In this software paradigm, user actions (like button clicks) trigger prompts to a core AI agent rather than executing pre-written code. The application's behavior is emergent and flexible, defined by the agent's capabilities, not rigid, hard-coded rules.

The best UI for an AI tool is a direct function of the underlying model's power. A more capable model unlocks more autonomous 'form factors.' For example, the sudden rise of CLI agents was only possible once models like Claude 3 became capable enough to reliably handle multi-step tasks.
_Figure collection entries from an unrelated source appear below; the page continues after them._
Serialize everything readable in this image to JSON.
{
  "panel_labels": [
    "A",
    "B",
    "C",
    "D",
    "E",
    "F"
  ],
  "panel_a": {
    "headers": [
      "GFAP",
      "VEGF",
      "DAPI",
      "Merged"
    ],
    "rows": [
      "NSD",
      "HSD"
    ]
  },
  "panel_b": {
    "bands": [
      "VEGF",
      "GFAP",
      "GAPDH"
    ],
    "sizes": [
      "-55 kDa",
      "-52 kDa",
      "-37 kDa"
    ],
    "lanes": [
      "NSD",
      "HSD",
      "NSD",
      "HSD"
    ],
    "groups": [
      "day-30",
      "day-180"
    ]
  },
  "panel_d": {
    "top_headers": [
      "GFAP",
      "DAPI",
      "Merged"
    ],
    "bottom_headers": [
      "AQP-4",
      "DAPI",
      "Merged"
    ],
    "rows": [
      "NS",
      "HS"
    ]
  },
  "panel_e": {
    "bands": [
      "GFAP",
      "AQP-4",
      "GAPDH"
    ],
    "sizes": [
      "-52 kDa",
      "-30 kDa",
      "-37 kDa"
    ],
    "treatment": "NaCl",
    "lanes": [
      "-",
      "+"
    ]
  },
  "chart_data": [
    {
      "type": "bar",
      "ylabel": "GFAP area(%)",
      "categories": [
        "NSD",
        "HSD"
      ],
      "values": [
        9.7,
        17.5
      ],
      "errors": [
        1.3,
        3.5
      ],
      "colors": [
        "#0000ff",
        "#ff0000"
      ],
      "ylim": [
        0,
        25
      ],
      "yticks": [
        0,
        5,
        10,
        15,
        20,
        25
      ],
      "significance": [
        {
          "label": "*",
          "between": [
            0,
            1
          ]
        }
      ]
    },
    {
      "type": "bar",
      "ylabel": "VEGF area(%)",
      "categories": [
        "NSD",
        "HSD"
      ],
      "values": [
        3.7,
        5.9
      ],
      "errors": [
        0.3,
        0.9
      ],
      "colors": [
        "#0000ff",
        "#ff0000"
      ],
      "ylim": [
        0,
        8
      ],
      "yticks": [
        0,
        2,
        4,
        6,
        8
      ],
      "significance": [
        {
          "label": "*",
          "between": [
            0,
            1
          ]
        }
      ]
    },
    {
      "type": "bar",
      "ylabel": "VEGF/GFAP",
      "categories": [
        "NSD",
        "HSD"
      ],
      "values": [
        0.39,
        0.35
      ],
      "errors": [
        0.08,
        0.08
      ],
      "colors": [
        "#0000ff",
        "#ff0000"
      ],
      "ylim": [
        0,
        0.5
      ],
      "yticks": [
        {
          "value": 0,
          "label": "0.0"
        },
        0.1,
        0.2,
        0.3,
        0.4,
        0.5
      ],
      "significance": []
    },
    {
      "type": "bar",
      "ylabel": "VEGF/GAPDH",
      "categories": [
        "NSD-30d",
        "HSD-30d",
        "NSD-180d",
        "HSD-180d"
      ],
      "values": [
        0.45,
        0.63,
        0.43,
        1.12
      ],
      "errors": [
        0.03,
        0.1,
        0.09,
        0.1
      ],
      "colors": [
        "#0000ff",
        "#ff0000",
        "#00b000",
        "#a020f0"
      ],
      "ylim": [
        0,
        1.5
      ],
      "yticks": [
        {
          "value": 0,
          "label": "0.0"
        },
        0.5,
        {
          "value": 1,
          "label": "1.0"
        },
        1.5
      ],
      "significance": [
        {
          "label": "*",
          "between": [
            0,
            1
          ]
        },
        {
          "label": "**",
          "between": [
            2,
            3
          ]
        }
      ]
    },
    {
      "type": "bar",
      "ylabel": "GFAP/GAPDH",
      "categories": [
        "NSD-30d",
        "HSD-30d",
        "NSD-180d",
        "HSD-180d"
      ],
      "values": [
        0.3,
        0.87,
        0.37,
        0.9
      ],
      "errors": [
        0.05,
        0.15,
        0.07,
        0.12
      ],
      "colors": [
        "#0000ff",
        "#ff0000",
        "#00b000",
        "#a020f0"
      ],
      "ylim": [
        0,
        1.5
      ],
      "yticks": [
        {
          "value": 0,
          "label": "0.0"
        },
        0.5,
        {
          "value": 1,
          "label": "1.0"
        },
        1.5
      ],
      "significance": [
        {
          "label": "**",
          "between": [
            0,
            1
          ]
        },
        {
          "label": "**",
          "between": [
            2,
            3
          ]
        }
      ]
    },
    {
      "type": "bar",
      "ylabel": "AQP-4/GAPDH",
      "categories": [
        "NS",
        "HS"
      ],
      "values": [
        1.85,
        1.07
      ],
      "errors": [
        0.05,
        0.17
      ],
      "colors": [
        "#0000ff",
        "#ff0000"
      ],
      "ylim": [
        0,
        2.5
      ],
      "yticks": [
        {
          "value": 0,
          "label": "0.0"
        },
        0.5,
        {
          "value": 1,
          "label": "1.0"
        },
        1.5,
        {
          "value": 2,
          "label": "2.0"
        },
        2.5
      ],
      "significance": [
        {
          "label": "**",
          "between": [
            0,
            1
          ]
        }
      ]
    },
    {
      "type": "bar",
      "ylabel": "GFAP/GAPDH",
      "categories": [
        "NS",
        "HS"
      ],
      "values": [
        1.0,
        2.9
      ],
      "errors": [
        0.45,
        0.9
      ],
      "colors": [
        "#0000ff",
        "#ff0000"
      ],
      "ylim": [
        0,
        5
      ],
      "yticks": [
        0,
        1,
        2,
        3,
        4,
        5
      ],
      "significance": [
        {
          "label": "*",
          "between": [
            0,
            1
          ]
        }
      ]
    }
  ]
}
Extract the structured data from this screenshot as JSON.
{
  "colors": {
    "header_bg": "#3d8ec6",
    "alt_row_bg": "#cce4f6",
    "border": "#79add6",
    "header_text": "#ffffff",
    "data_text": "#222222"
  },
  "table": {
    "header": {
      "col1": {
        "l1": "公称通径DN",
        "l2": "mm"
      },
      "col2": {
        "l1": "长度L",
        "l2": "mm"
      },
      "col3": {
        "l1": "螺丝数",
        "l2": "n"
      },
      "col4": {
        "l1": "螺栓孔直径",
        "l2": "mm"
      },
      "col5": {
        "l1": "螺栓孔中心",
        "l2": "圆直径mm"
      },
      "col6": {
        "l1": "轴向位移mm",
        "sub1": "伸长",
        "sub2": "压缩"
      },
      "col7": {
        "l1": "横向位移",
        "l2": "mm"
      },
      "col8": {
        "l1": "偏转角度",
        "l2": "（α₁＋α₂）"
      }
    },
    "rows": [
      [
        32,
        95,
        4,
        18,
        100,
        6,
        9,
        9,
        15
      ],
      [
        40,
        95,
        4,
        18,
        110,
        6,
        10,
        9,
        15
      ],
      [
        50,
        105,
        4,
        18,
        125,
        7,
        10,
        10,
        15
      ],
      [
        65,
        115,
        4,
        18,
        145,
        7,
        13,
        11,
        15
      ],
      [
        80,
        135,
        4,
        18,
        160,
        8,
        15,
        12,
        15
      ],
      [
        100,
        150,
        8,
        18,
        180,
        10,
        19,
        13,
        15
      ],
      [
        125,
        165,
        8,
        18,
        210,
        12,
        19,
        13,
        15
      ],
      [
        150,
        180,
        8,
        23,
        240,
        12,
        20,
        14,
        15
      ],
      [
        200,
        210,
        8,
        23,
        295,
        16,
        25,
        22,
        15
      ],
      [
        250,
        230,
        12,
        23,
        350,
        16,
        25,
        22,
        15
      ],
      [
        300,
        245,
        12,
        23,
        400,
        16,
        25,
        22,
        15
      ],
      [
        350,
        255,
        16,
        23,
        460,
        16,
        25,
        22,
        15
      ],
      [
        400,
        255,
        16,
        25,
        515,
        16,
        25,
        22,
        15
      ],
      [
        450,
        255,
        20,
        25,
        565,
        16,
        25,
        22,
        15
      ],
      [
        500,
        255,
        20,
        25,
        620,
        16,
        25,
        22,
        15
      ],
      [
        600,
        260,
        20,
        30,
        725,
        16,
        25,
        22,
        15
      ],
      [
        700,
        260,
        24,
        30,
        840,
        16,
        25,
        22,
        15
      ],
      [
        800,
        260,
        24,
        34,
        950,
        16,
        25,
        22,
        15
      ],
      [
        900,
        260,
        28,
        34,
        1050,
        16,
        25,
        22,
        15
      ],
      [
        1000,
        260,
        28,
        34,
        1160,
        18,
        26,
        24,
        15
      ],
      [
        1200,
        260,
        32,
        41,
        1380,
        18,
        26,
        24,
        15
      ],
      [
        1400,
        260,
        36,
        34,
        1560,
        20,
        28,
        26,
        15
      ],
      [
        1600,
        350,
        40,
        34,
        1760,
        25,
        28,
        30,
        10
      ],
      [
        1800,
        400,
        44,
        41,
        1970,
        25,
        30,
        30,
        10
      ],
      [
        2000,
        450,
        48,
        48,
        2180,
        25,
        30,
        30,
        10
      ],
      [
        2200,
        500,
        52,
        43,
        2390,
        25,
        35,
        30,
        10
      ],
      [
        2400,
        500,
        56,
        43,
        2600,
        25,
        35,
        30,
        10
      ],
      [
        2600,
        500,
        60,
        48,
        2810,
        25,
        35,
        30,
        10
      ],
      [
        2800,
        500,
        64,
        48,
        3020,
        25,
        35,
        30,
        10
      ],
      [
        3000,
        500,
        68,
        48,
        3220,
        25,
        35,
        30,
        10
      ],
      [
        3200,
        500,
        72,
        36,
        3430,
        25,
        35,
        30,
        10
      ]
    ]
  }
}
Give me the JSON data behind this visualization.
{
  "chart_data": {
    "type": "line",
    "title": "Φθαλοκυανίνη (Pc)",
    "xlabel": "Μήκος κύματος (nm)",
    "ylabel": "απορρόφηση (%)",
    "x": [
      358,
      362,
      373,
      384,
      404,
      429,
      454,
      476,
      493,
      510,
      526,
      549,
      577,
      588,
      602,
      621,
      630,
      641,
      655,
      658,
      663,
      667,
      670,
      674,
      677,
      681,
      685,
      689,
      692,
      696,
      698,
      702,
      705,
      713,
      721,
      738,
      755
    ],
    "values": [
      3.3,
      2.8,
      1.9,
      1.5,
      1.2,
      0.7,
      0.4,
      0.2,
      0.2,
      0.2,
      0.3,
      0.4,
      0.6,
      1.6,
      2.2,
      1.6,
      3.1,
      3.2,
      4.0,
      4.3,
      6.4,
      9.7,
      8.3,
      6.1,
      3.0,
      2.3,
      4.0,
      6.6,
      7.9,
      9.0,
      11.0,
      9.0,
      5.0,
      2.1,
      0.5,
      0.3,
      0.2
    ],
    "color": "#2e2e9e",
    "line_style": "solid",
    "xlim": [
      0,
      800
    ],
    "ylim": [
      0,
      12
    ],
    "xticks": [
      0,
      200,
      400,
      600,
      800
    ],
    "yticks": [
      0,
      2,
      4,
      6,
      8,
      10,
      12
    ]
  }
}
Early agent development used simple frameworks ("scaffolds") to structure model interactions. As LLMs grew more capable, the industry moved to "harnesses"—more opinionated, "batteries-included" systems that provide default tools (like planning and file systems) and handle complex tasks like context compaction automatically.

The pace of AI model improvement is faster than the ability to ship specific tools. By creating lower-level, generalizable tools, developers build a system that automatically becomes more powerful and adaptable as the underlying AI gets smarter, without requiring re-engineering.

Replit's leap in AI agent autonomy isn't from a single superior model, but from orchestrating multiple specialized agents using models from various providers. This multi-agent approach creates a different, faster scaling paradigm for task completion compared to single-model evaluations, suggesting a new direction for agent research.